Худое вытянутое лицо, неровный большой рот, загнутые ресницы. Единственный раз взгляды встретились. Невидимая рука спереди тут же выдернула листок из расслабленных пальцев.
— Ты чего разворачиваешь? — зашипело в воздухе, капля упала на уголек. — Чужое подсматриваешь, идиотка-воровка!
2
Страшней всего было снова встретиться с этим взглядом. От одной мысли кровь приливала к щекам, слабели колени, становилось холодно в животе. Требовалась постоянная настороженность, чтобы вовремя разминуться с ним, отвернуться, спрятаться за углом. Пространство оказывалось болезненно тесным, и как было отвечать урок у доски, чувствуя, что он на тебя смотрит?
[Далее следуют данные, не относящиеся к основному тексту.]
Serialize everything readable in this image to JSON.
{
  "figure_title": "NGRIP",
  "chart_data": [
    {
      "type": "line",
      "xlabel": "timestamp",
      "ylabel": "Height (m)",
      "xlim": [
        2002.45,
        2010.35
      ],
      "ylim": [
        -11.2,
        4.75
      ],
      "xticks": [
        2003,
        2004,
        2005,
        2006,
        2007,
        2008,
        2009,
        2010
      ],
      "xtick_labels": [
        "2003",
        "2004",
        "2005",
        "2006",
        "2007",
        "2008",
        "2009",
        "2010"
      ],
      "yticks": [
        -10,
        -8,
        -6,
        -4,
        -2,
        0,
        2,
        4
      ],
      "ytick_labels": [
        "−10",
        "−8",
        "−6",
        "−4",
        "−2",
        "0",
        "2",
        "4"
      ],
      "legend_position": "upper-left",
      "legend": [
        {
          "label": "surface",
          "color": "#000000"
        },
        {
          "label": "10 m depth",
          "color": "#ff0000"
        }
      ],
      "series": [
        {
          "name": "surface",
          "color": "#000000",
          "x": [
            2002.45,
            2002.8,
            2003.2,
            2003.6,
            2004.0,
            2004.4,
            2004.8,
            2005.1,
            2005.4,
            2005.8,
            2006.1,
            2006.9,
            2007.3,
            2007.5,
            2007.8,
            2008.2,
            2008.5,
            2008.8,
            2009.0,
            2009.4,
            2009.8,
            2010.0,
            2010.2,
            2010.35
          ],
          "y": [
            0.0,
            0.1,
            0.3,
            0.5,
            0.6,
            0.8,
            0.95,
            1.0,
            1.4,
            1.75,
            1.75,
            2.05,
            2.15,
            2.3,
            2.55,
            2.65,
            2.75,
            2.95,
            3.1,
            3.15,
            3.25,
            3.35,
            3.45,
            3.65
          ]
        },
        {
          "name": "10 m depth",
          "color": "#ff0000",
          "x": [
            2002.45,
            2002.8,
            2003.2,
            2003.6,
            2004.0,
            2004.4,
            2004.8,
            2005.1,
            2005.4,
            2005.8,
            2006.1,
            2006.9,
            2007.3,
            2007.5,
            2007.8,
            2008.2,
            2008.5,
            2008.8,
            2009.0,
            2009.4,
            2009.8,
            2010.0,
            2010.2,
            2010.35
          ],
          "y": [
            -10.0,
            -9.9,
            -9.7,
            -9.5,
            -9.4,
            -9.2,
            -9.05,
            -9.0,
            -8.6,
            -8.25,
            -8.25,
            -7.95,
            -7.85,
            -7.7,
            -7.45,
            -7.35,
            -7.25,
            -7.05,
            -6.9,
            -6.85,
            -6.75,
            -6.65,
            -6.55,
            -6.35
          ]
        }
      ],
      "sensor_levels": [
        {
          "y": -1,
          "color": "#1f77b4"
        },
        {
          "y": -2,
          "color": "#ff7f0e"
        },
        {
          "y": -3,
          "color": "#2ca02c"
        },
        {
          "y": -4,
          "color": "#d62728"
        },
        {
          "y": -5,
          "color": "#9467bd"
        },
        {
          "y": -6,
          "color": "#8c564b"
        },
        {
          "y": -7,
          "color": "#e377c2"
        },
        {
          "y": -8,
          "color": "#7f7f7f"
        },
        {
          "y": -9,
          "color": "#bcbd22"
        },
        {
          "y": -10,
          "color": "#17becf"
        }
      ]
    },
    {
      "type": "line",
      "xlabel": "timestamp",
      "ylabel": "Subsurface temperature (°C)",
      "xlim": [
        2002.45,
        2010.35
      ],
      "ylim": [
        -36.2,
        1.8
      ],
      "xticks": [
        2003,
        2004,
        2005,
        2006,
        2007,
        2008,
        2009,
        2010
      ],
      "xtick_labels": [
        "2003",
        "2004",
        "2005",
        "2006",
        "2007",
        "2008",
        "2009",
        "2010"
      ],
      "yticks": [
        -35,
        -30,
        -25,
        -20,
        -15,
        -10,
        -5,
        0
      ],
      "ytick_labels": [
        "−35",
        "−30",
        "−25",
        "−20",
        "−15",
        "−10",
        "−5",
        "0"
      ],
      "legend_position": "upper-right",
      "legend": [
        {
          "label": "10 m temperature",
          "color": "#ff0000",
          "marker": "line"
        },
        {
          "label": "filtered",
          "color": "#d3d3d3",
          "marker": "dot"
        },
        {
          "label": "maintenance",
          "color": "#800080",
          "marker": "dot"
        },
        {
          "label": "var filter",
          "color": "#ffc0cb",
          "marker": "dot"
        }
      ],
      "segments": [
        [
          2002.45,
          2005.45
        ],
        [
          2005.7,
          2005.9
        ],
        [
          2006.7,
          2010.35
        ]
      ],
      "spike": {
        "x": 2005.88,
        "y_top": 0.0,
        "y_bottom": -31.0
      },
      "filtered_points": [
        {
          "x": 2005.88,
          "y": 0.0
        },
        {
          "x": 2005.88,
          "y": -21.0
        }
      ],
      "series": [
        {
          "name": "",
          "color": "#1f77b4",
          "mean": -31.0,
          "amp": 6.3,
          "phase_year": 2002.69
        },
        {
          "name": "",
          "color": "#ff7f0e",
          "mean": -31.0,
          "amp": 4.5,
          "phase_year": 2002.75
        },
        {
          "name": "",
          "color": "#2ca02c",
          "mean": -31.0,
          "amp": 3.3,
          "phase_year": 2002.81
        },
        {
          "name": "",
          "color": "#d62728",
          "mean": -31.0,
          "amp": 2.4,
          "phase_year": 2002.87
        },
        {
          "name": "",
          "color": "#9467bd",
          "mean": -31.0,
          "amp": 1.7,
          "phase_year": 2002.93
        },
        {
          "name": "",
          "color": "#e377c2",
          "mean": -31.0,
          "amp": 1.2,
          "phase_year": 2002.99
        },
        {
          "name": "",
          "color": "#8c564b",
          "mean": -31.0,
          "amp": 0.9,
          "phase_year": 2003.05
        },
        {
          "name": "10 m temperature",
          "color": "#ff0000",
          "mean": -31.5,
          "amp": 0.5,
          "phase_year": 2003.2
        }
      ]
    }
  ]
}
Проще было по-настоящему заболеть, чем притворяться больной. Детские обманы были уже не по возрасту. Мама спросила, почему ты обмоталась платком — глупо было ей отвечать, что у тебя голова замерзла. Ни чего не стоило снять платок, летний, цветастый, негреющий, и увидеть распухшие красные уши. У нее даже не поднялась рука стукнуть тебя по затылку, она обессиленно поняла, что ругаться уже бесполезно, только опустилась на стул, закрыла руками лицо, отечное от одиноких ли выпивок, от ночных ли невидимых слез. И ты плакала с ней вместе, как будто, проколов без спроса себе уши, стала такой же непоправимо взрослой, — вы могли друг дружку понять.
Надевать сережки, цыганские, полумесяцем, из простого металла, но стоившие всех накопленных сбережений, можно было поначалу только дома, для себя самой, и танцевать перед собой — не перед зеркалом. В зеркале танец не мог быть таким настоящим, как чувствовался изнутри; собственный горловой напев вместо музыки, задыхающийся, мычащий, не мог звучать для постороннего слуха… и вскидывала руки, и прищелкивала пальцами-кастаньетами.
Потом, в холода, можно было и закрыться настоящим шерстяным платком. Идти по улице, ощущая, как мочки ушей на каждом шагу оттягиваются тяжестью невидимых полумесяцев. Тайна этой тяжести, вот что было слаще всего, как сладко было ожидание боли и боль, когда прокалывала себе перед зеркалом уши, словно совершая что то, связанное с мыслью о нем, со стыдом и сладостью непонятных пугающих снов — при воспоминании о них жар приливал к щекам, хотелось и страшно было заглядывать в них снова.
С ним было связано все. Дерево, по которому он, проходя, стукнул палкой. Парковая скамейка, на которой он присел как-то осенью. Место на дороге, где он в гололед поскользнулся. Даже на самом деле не видя этого, можно было узнать места по дрожи напрягшегося вокруг воздуха — она отзывалась биением сердца. В парке было темно, сиротливый фонарь горел поодаль, там проплывали посторонние тени, беззвучные, безопасные. Набрать на варежку снег со скамейки, принюхаться к свежести, лизнуть языком. Пушистый холодок растворялся в слюне. И убедившись, что никто не видит, упасть на том же месте, что он, повернуться на спину, лицом к непроглядному небу. Невесомые снежинки возникали из темноты, таяли на щеках, на лбу, на губах, становились едва уловимой прохладой внутри раскрытого рта, растекались по телу.